The decision was hailed by environmentalists, but derided by the oil and gas industry as well as consumer groups.
“Although the LCFS is a California law, its broad reach and intended scope means that implementing the LCFS will have adverse consequences throughout the nation’s fuel refining facilities and supply chain far beyond California’s borders,” argued Charles Drevna, president of the American Fuel & Petrochemical Manufacturers, adding that the group was seeking further legal action.
“This is bad news for energy consumers,” said Michael Whatley, executive vice president for the Consumer Energy Alliance which was a plaintiff in the case. “The court is upholding an untested program that even the EPA has no plans to pursue. Study after study has concluded that an LCFS would unnecessarily raise gasoline and diesel prices, leading to significant decline in [the economy].”
Whatley added that the law could strap California drivers with gas prices higher than the $4.03 per gallon they’re are currently paying.
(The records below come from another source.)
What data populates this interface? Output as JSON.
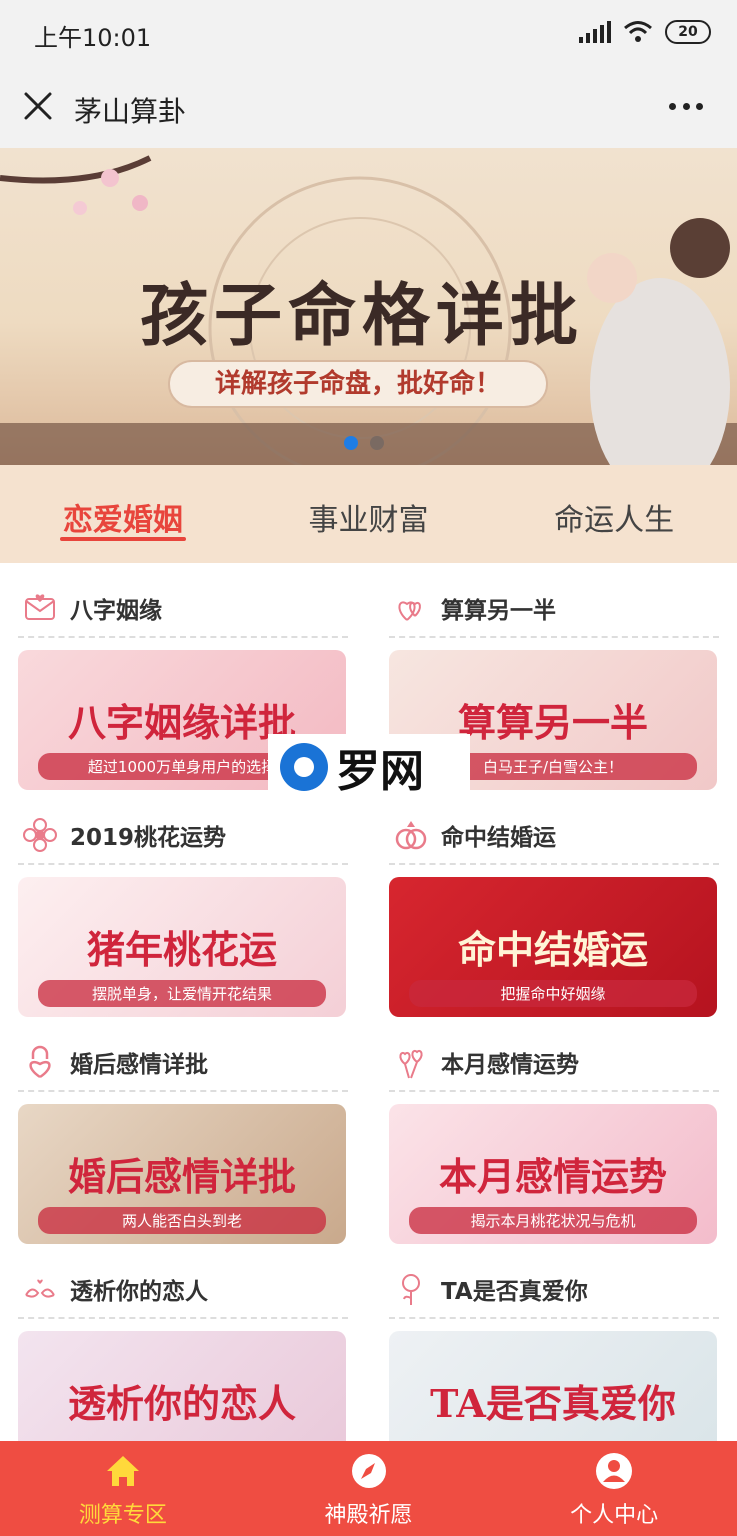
{
  "status_bar": {
    "time": "上午10:01",
    "battery": "20"
  },
  "nav": {
    "title": "茅山算卦"
  },
  "banner": {
    "title": "孩子命格详批",
    "subtitle": "详解孩子命盘，批好命！"
  },
  "tabs": [
    {
      "label": "恋爱婚姻",
      "active": true
    },
    {
      "label": "事业财富",
      "active": false
    },
    {
      "label": "命运人生",
      "active": false
    }
  ],
  "cards": [
    {
      "title": "八字姻缘",
      "banner_text": "八字姻缘详批",
      "banner_sub": "超过1000万单身用户的选择",
      "icon": "envelope-heart-icon",
      "colors": [
        "#f9d9dc",
        "#f3b9c2"
      ]
    },
    {
      "title": "算算另一半",
      "banner_text": "算算另一半",
      "banner_sub": "白马王子/白雪公主！",
      "icon": "hearts-icon",
      "colors": [
        "#f7e6e0",
        "#f1c8c8"
      ]
    },
    {
      "title": "2019桃花运势",
      "banner_text": "猪年桃花运",
      "banner_sub": "摆脱单身，让爱情开花结果",
      "icon": "flower-icon",
      "colors": [
        "#fdeff0",
        "#f4cfd6"
      ]
    },
    {
      "title": "命中结婚运",
      "banner_text": "命中结婚运",
      "banner_sub": "把握命中好姻缘",
      "icon": "rings-icon",
      "colors": [
        "#d7262f",
        "#b5131f"
      ]
    },
    {
      "title": "婚后感情详批",
      "banner_text": "婚后感情详批",
      "banner_sub": "两人能否白头到老",
      "icon": "lock-heart-icon",
      "colors": [
        "#e8d7c5",
        "#c9a98c"
      ]
    },
    {
      "title": "本月感情运势",
      "banner_text": "本月感情运势",
      "banner_sub": "揭示本月桃花状况与危机",
      "icon": "heart-balloon-icon",
      "colors": [
        "#fbe3e8",
        "#f3bccb"
      ]
    },
    {
      "title": "透析你的恋人",
      "banner_text": "透析你的恋人",
      "banner_sub": "",
      "icon": "birds-icon",
      "colors": [
        "#f3e4ef",
        "#e9c8d9"
      ]
    },
    {
      "title": "TA是否真爱你",
      "banner_text": "TA是否真爱你",
      "banner_sub": "",
      "icon": "rose-icon",
      "colors": [
        "#eef1f4",
        "#d9e4e8"
      ]
    }
  ],
  "watermark": {
    "text": "罗网"
  },
  "tabbar": [
    {
      "label": "测算专区",
      "icon": "home-icon",
      "active": true
    },
    {
      "label": "神殿祈愿",
      "icon": "compass-icon",
      "active": false
    },
    {
      "label": "个人中心",
      "icon": "user-icon",
      "active": false
    }
  ]
}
“A great day for public health and the economy of California,” said Tim O’Connor of the Environmental Defense Fund. “The court clearly upheld a groundbreaking policy that will protect consumers and the environment by diversifying our fuel mix and providing more choices for a clean energy future.”
“This is a very good step for Californians and the fight against climate change,” Dave Clegern, a spokesman for the California Air Resources Board told Bloomberg Businessweek. “We are pleased, on behalf of the people of California and its environment, that the court recognized the importance of this program and that the (standard) remains in effect.”
The court’s decision would allow state regulators to punish fuel wholesalers and refineries that sell gasoline or biofuels with carbon footprints higher than state-mandated limits. The aim of the 2009 law is to reduce the carbon intensity of fuels by at least 10 percent by 2020 in an effort to curb global warming.
State officials would calculate the carbon intensity of fuels over their life cycle — from extraction or cultivation to combustion. Out-of-state refiners and ethanol producers argue that transporting their fuels into the state would raise their carbon calculations and make them less competitive with in-state refineries and ethanol makers.
The Los Angeles Times reports that “[f]or example, the state considers how corn is grown, harvested and converted to ethanol intended for California gas tanks, a life-cycle evaluation called ‘seeds to wheels.’”
However, critics of the law argue that it will be costly, killing jobs and forcing consumers to pay more at the pump.
The Boston Consulting Group found that the law would close up to seven fuel refineries and eliminate between 28,000 and 51,000 jobs by 2020. Another study by Charles River Associates, prepared for the Consumer Energy Alliance, found that the state’s law would raise gas and diesel prices by as much as 170 percent over a decade.